Our last night in Homer we went for a meal of king salmon and moose burgers at Jim and Mary's huge log house which sits high on the mountain ridge. The logs are over 50cm diameter and were shipped in specially from Canada. It is a dream house in a dream spot. I found myself literally giggling out loud as I sat cross legged on a leopard print cushion, holding the sides of a plastic toboggan, while being towed (backwards to avoid the exhaust fumes)by high speed snowmachine between the car and their front door. I love a place where I have to snowmachine to the neighbours. The night sky was phenomenal and I was able to make many wishes on shooting stars and track a satellite or two. It was a perfect evening in with friends to close my too short trip to Homer.
The next day Emma, Linda and I drove the 5 spectacular hours up to Anchorage, stopping for donuts at The Moose is Loose cafe, and for a ski in Turnagain Arm where the sun was so blinding on the snow my eyes were streaming without sunglasses. I was reunited with another old friend in Anchorage, Marybee, but had to say goodbye to Emma as she continued her drive to Tok, onward to Bellingham to pick up the ferry to Vancouver.
Linda, Marybee and I made the best of our reunion, drinking sake cocktails in Anchorage museum at lunchtime before working our way around the Mammoth and Mastadon exhibit, perhaps enjoying the children interactivity bit with more gusto than we would have ordinarily. Again, as ever, I was amazed by the vast collection of pieces from all the native tribes, but was especially drawn to the Yup'ik section because of my dear friend Wesley, who while now in his 70s, enchants me every time I meet him again.
At dinner the previous week I has asked Wesley what his Yu'pik name is and he told me it is Tulukaru, which means Raven. The Yu'pik believe the clever raven created everything around them and the museum had a quote from one of the Yu'pik elders: The legendary creater, Raven, strode across the sky and burst a light filled bladder to make the sun.
Wesley amazes me with his knowledge, kindess and warm humour that he can express in very few words yet is evident every times he talks of hunting and the wildlife he lived with, hunted and believed with. It is evident in the way he drew simple sketches for me of different types of fish and the traps and lines the used to catch them. The drawings were sparse but for that the exact curve of the fin, and the placement of the eye relative to the body and the arrow to show the flow of the fresh water as it meets and swirls with the less dense salt. His is a kind of animation of connectedness, rather than movement, noise or disturbance. Wesley always tells be he love me, but I think it is because he loves the world.

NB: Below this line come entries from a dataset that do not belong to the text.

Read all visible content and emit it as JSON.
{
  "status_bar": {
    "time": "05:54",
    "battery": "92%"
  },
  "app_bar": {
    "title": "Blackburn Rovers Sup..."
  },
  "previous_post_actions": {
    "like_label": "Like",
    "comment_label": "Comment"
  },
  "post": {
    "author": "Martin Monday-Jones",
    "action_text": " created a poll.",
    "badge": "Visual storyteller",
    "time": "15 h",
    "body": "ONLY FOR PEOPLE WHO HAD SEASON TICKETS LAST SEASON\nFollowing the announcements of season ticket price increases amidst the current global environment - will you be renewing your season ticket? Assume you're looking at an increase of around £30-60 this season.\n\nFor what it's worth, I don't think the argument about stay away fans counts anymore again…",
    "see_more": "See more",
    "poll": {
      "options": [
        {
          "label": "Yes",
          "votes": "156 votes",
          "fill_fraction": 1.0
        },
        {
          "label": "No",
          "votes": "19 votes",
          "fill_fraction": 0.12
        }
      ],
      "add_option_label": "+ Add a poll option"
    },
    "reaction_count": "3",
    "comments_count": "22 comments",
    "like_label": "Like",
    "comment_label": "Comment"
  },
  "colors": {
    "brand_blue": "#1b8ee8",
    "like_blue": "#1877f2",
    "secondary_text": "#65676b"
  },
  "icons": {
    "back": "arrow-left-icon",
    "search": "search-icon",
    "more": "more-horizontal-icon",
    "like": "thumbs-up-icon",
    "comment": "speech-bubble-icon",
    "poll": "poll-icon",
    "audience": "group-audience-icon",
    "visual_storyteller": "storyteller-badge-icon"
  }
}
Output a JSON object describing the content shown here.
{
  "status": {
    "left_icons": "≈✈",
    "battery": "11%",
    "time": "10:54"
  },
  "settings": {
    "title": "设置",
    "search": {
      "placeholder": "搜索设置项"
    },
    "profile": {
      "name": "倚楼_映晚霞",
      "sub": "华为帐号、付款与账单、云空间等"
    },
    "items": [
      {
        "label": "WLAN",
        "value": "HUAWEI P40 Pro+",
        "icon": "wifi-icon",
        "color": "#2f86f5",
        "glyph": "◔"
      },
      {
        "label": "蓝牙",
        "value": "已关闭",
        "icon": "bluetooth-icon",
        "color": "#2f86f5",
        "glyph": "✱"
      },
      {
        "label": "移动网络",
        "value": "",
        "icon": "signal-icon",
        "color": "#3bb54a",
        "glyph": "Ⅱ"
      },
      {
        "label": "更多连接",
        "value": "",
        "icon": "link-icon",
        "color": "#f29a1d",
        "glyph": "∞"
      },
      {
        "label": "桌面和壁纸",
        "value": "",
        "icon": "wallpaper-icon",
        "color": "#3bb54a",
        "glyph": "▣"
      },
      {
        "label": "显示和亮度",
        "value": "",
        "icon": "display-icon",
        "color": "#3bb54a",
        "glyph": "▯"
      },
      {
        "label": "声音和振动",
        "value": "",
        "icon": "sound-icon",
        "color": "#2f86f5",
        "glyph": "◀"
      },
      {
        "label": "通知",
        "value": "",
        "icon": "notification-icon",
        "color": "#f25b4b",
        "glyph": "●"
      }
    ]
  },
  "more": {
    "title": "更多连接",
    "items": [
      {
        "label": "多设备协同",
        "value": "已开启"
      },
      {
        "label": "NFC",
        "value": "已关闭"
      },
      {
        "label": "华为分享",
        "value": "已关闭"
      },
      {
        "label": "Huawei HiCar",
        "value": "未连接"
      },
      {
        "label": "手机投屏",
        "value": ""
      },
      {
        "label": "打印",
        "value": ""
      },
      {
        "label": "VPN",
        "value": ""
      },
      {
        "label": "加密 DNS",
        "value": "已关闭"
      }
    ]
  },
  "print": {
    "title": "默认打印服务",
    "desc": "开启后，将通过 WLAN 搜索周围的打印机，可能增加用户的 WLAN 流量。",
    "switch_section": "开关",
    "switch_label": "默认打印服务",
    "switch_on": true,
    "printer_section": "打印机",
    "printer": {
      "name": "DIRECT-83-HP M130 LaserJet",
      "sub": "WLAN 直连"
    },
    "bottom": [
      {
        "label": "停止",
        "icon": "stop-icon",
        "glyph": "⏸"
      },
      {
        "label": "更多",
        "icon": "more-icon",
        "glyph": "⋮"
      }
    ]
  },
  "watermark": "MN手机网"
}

I have many heros in Alaska but Malamute man is another. He lives next door and has a team of 12 malamutes, weighing between 130 and 160 pounds each with names like Massive and Buffalo. He read a book and decided to move with his wife and two sons, aged 2 and 5, high into the arctic circle to live in a sod house and live off the land. He created everything around him. He built his house, his sled, his tools, he learned to hunt and trap, they made clothes, they built boats, they became commercial fishermen off the horribly dangerous waters of Kodiak despite a history of being landlocked, they had another 5 children. His wife told me she felt fine about having children up in the bush because she's already had 2 without any problem and they had a copy of the New York Fire Service guide to emergency childbirth.
Malamute man, Dave, now in his 60s and still mushing and fishing told me something that many people have said to me in Alaska - that the biggest fears we have are those we internalise and allow to become monsters in our mind. Thousands had lived in that terrain, for thousands of years so for him it was all about humility and being willing to learn, work hard and accept that very often once we commit, those things that we were scared of turn out to be not nearly as bad as we feared. I always leave Alaska feeling ready to live outside my boundaries. I think perhaps that is because of Ella. Ella is not a person, but another Yu'pik word. It means 'awareness' and that is what Alaska, its people, its landscape and the dogs does for me.
Onward again. Hopefully Ella has come with me as I've travelled into Northern Alberta and tomorrow I will set out to explore a completely different town, set on the very wide and still very frozen river that is its namesake - Peace River.